Hun upgrades get approval of Planning Board

Service yard and areas along Edgerstoune Road to be improved.

By: David Campbell
   The Princeton Regional Planning Board approved a plan Thursday night by The Hun School of Princeton for improvements to a service yard behind the dining hall and along residential Edgerstoune Road.
   With its 10-0 vote, the Planning Board approved a plan that includes upgrades to the service area and the relocation of four dumpsters; improved lighting, landscaping and pedestrian pathways; better screening from residential roads; and a new terrace and lawn area near the dining hall.
   A series of façade- and free-standing signs are also proposed by Hun for sites throughout its campus, including a sign within the right of way at the intersection of Edgerstoune Road and Route 206.
   Under the plan, buses parked at the redesigned service yard will be relocated out of sight of neighbors and about 15 additional parking spaces will be created for staff, who currently park on-street along Edgerstoune and Winant roads.

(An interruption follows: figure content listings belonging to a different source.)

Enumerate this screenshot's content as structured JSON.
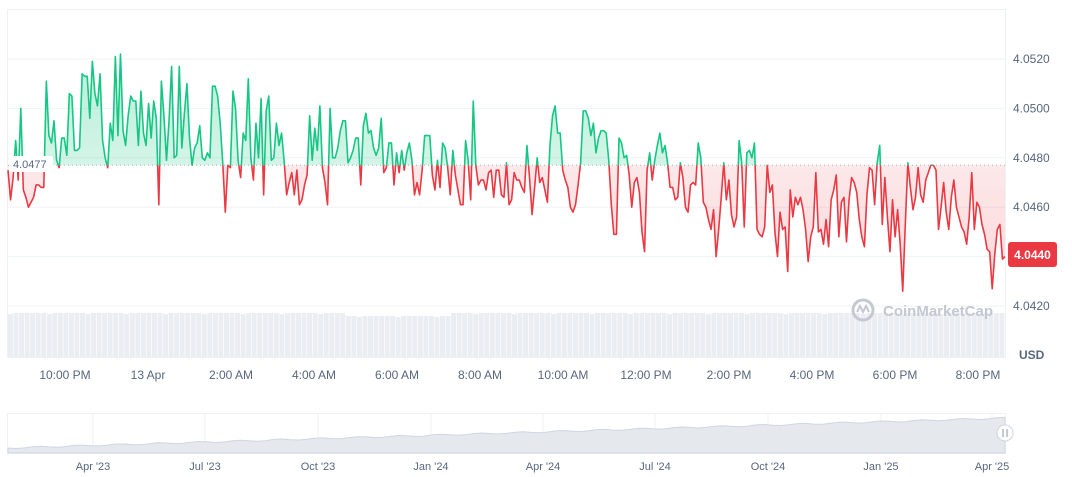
{
  "chart_data": {
    "type": "line",
    "unit": "USD",
    "baseline": {
      "value": 4.0477,
      "label": "4.0477"
    },
    "current_price": {
      "value": 4.044,
      "label": "4.0440"
    },
    "ylim": [
      4.041,
      4.054
    ],
    "y_ticks": [
      "4.0520",
      "4.0500",
      "4.0480",
      "4.0460",
      "4.0440",
      "4.0420"
    ],
    "x_ticks": [
      "10:00 PM",
      "13 Apr",
      "2:00 AM",
      "4:00 AM",
      "6:00 AM",
      "8:00 AM",
      "10:00 AM",
      "12:00 PM",
      "2:00 PM",
      "4:00 PM",
      "6:00 PM",
      "8:00 PM"
    ],
    "colors": {
      "up": "#16c784",
      "down": "#ea3943",
      "grid": "#eff2f5",
      "baseline": "#a6b0c3",
      "volume": "#eaedf1"
    },
    "series": [
      {
        "values": [
          4.0475,
          4.0463,
          4.0472,
          4.0487,
          4.0471,
          4.05,
          4.0467,
          4.0464,
          4.046,
          4.0462,
          4.0464,
          4.0469,
          4.0469,
          4.0468,
          4.0468,
          4.0511,
          4.0489,
          4.0486,
          4.0495,
          4.0479,
          4.0476,
          4.0488,
          4.0488,
          4.0481,
          4.0506,
          4.0505,
          4.0483,
          4.0483,
          4.0484,
          4.0514,
          4.0513,
          4.0513,
          4.0496,
          4.0519,
          4.0506,
          4.0501,
          4.0514,
          4.0487,
          4.048,
          4.0476,
          4.0494,
          4.0487,
          4.0521,
          4.0489,
          4.0522,
          4.0491,
          4.0485,
          4.0497,
          4.0505,
          4.0503,
          4.0503,
          4.0485,
          4.0507,
          4.049,
          4.0485,
          4.0502,
          4.0488,
          4.0503,
          4.0496,
          4.0461,
          4.0511,
          4.0497,
          4.0479,
          4.0495,
          4.0517,
          4.048,
          4.0481,
          4.0517,
          4.0484,
          4.0498,
          4.051,
          4.0488,
          4.0477,
          4.0484,
          4.0486,
          4.0493,
          4.048,
          4.0479,
          4.0482,
          4.048,
          4.0509,
          4.0509,
          4.0505,
          4.0494,
          4.0478,
          4.0458,
          4.0477,
          4.0476,
          4.0507,
          4.05,
          4.0479,
          4.0472,
          4.049,
          4.0487,
          4.0512,
          4.048,
          4.0471,
          4.0494,
          4.048,
          4.0504,
          4.0465,
          4.0499,
          4.0505,
          4.0479,
          4.048,
          4.0494,
          4.0485,
          4.049,
          4.0479,
          4.0465,
          4.047,
          4.0474,
          4.0465,
          4.0475,
          4.0461,
          4.0463,
          4.0469,
          4.0473,
          4.0497,
          4.0479,
          4.0492,
          4.0483,
          4.0501,
          4.0476,
          4.047,
          4.0461,
          4.05,
          4.048,
          4.048,
          4.0484,
          4.0491,
          4.0495,
          4.0495,
          4.0478,
          4.048,
          4.0483,
          4.0488,
          4.0488,
          4.0469,
          4.0493,
          4.0498,
          4.049,
          4.0491,
          4.0484,
          4.0481,
          4.0484,
          4.0496,
          4.0474,
          4.0476,
          4.0486,
          4.0486,
          4.0469,
          4.0482,
          4.0474,
          4.0483,
          4.0475,
          4.0482,
          4.0486,
          4.0479,
          4.0465,
          4.047,
          4.0465,
          4.0475,
          4.0489,
          4.0489,
          4.0489,
          4.0473,
          4.0467,
          4.0479,
          4.0468,
          4.0486,
          4.0484,
          4.0476,
          4.0465,
          4.0483,
          4.0473,
          4.0467,
          4.0461,
          4.0461,
          4.0487,
          4.0479,
          4.0463,
          4.0503,
          4.0477,
          4.0469,
          4.0471,
          4.0471,
          4.0467,
          4.0474,
          4.0475,
          4.0464,
          4.0475,
          4.0475,
          4.0465,
          4.0464,
          4.0478,
          4.0461,
          4.0463,
          4.0474,
          4.0471,
          4.0471,
          4.0468,
          4.0466,
          4.0485,
          4.0472,
          4.0457,
          4.0468,
          4.048,
          4.047,
          4.0472,
          4.0467,
          4.0462,
          4.0485,
          4.0497,
          4.0501,
          4.049,
          4.049,
          4.0475,
          4.0471,
          4.0468,
          4.046,
          4.0458,
          4.0461,
          4.0469,
          4.0478,
          4.0499,
          4.0499,
          4.0496,
          4.0489,
          4.0494,
          4.0482,
          4.0488,
          4.0491,
          4.0491,
          4.049,
          4.0479,
          4.0461,
          4.0449,
          4.0449,
          4.0488,
          4.0486,
          4.048,
          4.0481,
          4.0473,
          4.046,
          4.047,
          4.0472,
          4.0466,
          4.045,
          4.0442,
          4.0475,
          4.0482,
          4.0471,
          4.0479,
          4.0485,
          4.049,
          4.0482,
          4.0485,
          4.0478,
          4.0468,
          4.0468,
          4.0463,
          4.0464,
          4.0478,
          4.0472,
          4.046,
          4.0458,
          4.0469,
          4.047,
          4.0469,
          4.0486,
          4.048,
          4.0462,
          4.046,
          4.0455,
          4.0451,
          4.0459,
          4.044,
          4.0451,
          4.0464,
          4.0478,
          4.0463,
          4.0471,
          4.0457,
          4.0452,
          4.0456,
          4.0487,
          4.0478,
          4.0452,
          4.0482,
          4.0483,
          4.048,
          4.0486,
          4.0451,
          4.0449,
          4.0448,
          4.0452,
          4.0477,
          4.0466,
          4.0469,
          4.045,
          4.044,
          4.0458,
          4.0451,
          4.0452,
          4.0434,
          4.0467,
          4.0456,
          4.0464,
          4.0461,
          4.0464,
          4.0459,
          4.0451,
          4.0438,
          4.0448,
          4.0452,
          4.0474,
          4.045,
          4.0451,
          4.0445,
          4.0455,
          4.0444,
          4.0463,
          4.0467,
          4.0473,
          4.0448,
          4.0462,
          4.0464,
          4.0446,
          4.0463,
          4.0472,
          4.047,
          4.0466,
          4.0455,
          4.0448,
          4.0444,
          4.0465,
          4.0476,
          4.0475,
          4.0461,
          4.0478,
          4.0485,
          4.0453,
          4.0472,
          4.0456,
          4.0442,
          4.0463,
          4.0448,
          4.0459,
          4.0445,
          4.0426,
          4.0453,
          4.0478,
          4.0468,
          4.0459,
          4.0464,
          4.0476,
          4.0465,
          4.0462,
          4.0471,
          4.0474,
          4.0477,
          4.0477,
          4.0475,
          4.0451,
          4.046,
          4.047,
          4.0458,
          4.0451,
          4.0464,
          4.0471,
          4.046,
          4.0456,
          4.0452,
          4.045,
          4.0445,
          4.0456,
          4.0474,
          4.0451,
          4.0462,
          4.046,
          4.0453,
          4.0449,
          4.0443,
          4.0442,
          4.0427,
          4.0441,
          4.0451,
          4.0453,
          4.0439,
          4.044
        ]
      }
    ],
    "navigator": {
      "x_ticks": [
        "Apr '23",
        "Jul '23",
        "Oct '23",
        "Jan '24",
        "Apr '24",
        "Jul '24",
        "Oct '24",
        "Jan '25",
        "Apr '25"
      ]
    },
    "watermark": "CoinMarketCap",
    "icons": {
      "watermark": "coinmarketcap-logo-icon",
      "handle": "navigator-handle-icon"
    }
  }
}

   About 14 mature trees will be removed as part of construction. Fifty new trees and more than 1,000 shrubs will be planted as part of the Hun proposal. According to Hun attorney Richard Goldman, the plantings will be "substantial."
   Hun is undertaking its improvements to the service area at the behest of Princeton planners, who recommended upgrades in 2000 while reviewing the school’s proposed expansion to its dining facility and library.
   Hun Head of School James Byer said the school seeks to expand to meet student needs while being sensitive to neighbors’ interests. Hun has held several meetings with nearby residents to talk about their concerns relating to the application, Mr. Byer said.
   "There’s a great sensitivity we’ve had to our position in the neighborhood," he said. "We are trying to do the best we can to service our needs while being a good neighbor."
   Several residents told the board Thursday night that they appreciated the outreach by Hun, but expressed concern about traffic at the site and impacts on the neighborhood from ongoing construction at the school.
   "The Hun School has done a commendable job in reaching out to the neighborhood," said Edgerstoune Road resident Colin Watts.
   But Mr. Watts noted his concern about mounting pressure from traffic, the need for screening from residences, and the possibility of open-ended construction by Hun, which he said "gets exhausting for neighbors."
   The improvements reviewed Thursday are part of Hun’s 20-year master plan, which school officials have said is aimed at facility upgrades but is not intended to increase enrollment. The school has a student population of about 550 students.
   About 150 students drive to school and park there, and about 148 others are on-campus boarders. The remainder are bused in or dropped off by parents, Mr. Goldman said.
   In other business Thursday night, the Planning Board reviewed a concept plan by developer Landmark at Princeton LLC to build eight single-family homes ranging from 4,000 to 5,000 square feet in size on a proposed new cul-de-sac off Snowden Lane, to the west of Van Dyke Woods and Barbara Smoyer Park.
   Developer Joel Schwartz expressed a desire to create a neighborhood atmosphere at the site and promised innovations including a stormwater system that does without a large unsightly detention basin typical of many developments.
   "Even though this is a concept, we’ve spent the time to make sure it works," Mr. Schwartz said.
   Board members expressed concern about the size of the proposed dwellings, the need to maintain wildlife corridors and the risk of flooding.
   Several residents also expressed concern about maintaining the integrity of the ecosystem there.
   Snowden Lane resident Sydney Souter advised against proposed bike-path access via Snowden to Smoyer Park under the plan, but said he "enthusiastically" supports the development as it could result in a sewer extension past his home.
   Also on Thursday night, the board unanimously elected member Wanda Gunning to serve as chairwoman. She replaces Victoria Bergman, who was chosen to serve as co-vice chairwoman for Princeton Township on the joint body.
   Member Gail Ullman was elected to serve as co-vice chairwoman for Princeton Borough.